Le soir, sous prétexte d’achats à faire, elle s’en allait mendier à la porte de San-Justo, ou près du palais archiépiscopal; mais elle ne pouvait rester longtemps dehors dans la crainte que son absence trop prolongée n’inquiétât outre mesure sa maîtresse. En rentrant, un soir, sans avoir gagné autre chose qu’un petit sou, elle apprit cette nouvelle extraordinaire que doña Paca était sortie avec Frasquito pour aller rendre visite à Obdulia. La portière ajouta qu’un instant auparavant il était venu un prêtre, grand, de bon aspect, qui, fatigué de sonner, avait laissé un message à la portière.
«Oui, c’est don Romualdo.
—C’est ainsi qu’il a dit, madame. Il est venu deux fois, et....
—Est-ce qu’il retourne de nouveau à Guadalajara?
—Il en est revenu hier soir. Il a à parler à doña Paca et il reviendra quand il pourra.»
Un épouvantable doute régnait dans l’esprit de Benina relativement à ce bienheureux prêtre, si ressemblant par nom et signalement au sien, à celui qui était la création de son cerveau, et elle pensait que, par un miracle de Dieu, la création de son imagination, pieux mensonge, né de tristes circonstances, cet être imaginaire avait pris le corps et l’âme d’une personne véritable.

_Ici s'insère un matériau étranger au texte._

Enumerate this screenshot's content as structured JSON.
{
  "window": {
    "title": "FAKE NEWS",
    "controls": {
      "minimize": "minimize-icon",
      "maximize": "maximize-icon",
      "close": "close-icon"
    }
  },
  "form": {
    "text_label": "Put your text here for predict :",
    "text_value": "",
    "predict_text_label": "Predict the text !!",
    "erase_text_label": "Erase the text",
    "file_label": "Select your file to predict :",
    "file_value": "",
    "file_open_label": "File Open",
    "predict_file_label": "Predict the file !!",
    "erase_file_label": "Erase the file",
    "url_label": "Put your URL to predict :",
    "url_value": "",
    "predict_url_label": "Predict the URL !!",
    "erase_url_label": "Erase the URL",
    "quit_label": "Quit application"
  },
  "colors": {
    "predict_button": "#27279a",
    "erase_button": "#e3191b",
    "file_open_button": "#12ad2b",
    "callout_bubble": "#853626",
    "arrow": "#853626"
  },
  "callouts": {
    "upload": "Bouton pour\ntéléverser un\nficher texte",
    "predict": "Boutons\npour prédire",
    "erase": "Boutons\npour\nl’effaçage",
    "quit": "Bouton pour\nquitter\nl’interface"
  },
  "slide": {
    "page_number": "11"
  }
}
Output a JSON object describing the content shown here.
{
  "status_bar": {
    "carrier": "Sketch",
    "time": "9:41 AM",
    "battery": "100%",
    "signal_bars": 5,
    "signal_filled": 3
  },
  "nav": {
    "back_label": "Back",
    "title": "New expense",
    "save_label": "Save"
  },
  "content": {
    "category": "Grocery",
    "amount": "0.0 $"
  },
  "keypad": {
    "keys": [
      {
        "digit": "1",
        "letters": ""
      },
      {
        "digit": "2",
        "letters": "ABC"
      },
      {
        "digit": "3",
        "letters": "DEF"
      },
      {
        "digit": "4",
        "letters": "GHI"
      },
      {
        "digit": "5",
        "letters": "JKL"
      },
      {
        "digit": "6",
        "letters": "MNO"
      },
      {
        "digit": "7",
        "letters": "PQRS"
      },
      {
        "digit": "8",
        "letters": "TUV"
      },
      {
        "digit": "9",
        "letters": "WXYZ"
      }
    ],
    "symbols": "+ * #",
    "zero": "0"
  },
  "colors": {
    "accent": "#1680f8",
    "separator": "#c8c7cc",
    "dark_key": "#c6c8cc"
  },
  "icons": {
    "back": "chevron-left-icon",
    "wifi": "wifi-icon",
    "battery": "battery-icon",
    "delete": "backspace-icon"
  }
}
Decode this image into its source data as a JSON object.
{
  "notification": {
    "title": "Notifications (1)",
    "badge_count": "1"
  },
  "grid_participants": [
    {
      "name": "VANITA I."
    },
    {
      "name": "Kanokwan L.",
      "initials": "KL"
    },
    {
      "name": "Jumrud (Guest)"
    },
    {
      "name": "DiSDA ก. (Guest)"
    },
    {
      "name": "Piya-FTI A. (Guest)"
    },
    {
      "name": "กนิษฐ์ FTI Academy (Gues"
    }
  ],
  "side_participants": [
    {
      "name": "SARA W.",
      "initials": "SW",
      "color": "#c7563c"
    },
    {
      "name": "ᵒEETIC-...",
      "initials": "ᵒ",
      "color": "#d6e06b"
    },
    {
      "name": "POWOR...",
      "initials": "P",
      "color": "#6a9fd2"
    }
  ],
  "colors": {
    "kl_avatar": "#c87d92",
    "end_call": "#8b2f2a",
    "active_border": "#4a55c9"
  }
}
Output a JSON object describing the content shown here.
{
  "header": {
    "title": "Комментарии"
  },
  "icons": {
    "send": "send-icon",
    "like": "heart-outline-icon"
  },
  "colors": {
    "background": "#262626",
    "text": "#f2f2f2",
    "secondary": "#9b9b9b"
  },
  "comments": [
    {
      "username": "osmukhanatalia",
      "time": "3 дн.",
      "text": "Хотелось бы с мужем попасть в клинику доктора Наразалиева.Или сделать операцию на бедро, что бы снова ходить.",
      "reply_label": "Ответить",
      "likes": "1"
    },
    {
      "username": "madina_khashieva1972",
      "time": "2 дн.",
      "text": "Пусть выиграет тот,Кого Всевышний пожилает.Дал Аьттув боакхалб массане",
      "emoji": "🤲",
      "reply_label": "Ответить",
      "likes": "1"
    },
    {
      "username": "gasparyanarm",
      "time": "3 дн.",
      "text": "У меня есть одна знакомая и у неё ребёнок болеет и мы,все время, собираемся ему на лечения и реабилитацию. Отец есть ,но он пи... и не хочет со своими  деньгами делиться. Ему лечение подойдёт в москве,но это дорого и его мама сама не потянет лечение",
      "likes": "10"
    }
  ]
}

«Enfin, nous verrons ce qui résultera de tout cela, se dit-elle en montant posément l’escalier. Bienvenu sera M. le curé, s’il nous apporte quelque chose.»
Et elle agitait de telle façon dans sa tête le mélange du réel et du mensonger, relatif au révérend prêtre de l’Alcarria, qu’une nuit où elle mendiait avec voile et lunettes, elle crut reconnaître dans une jeune dame, qui lui donnait dix centimes, la propre doña Patros, la nièce qui louchait un peu.
Doña Paca et Frasquito apportèrent, Dieu soit loué, la bonne nouvelle qu’Obdulia se rétablissait, quoique lentement.
«Écoute, Nina, lui dit la veuve, arrange-toi comme tu voudras, il faut que tu portes à Obdulia une bouteille d’amontillado. Tu verras si l’on veut encore te la donner à crédit à la boutique, et, si on te la refuse, trouve l’argent comme tu pourras, car ce qu’a surtout l’enfant, c’est de la faiblesse.»
L’autre ne dit rien contre cette nouvelle idée de magnificence, pour ne point heurter sa maîtresse, et se mit à préparer le souper. Elle demeura taciturne jusqu’à l’heure de son coucher et doña Paca se plaignit vivement de ce qu’elle ne lui causait pas comme les autres jours et qu’elle ne l’entretenait pas avec ses conversations amusantes. Elle prit force de sa fatigue même et, avec l’esprit plein de trouble, l’âme pleine de sombres présages, elle se mit à bavarder avec un grand flux de paroles, afin de bercer sa maîtresse de ses discours, comme de propos et de chansons de nature à appeler le sommeil.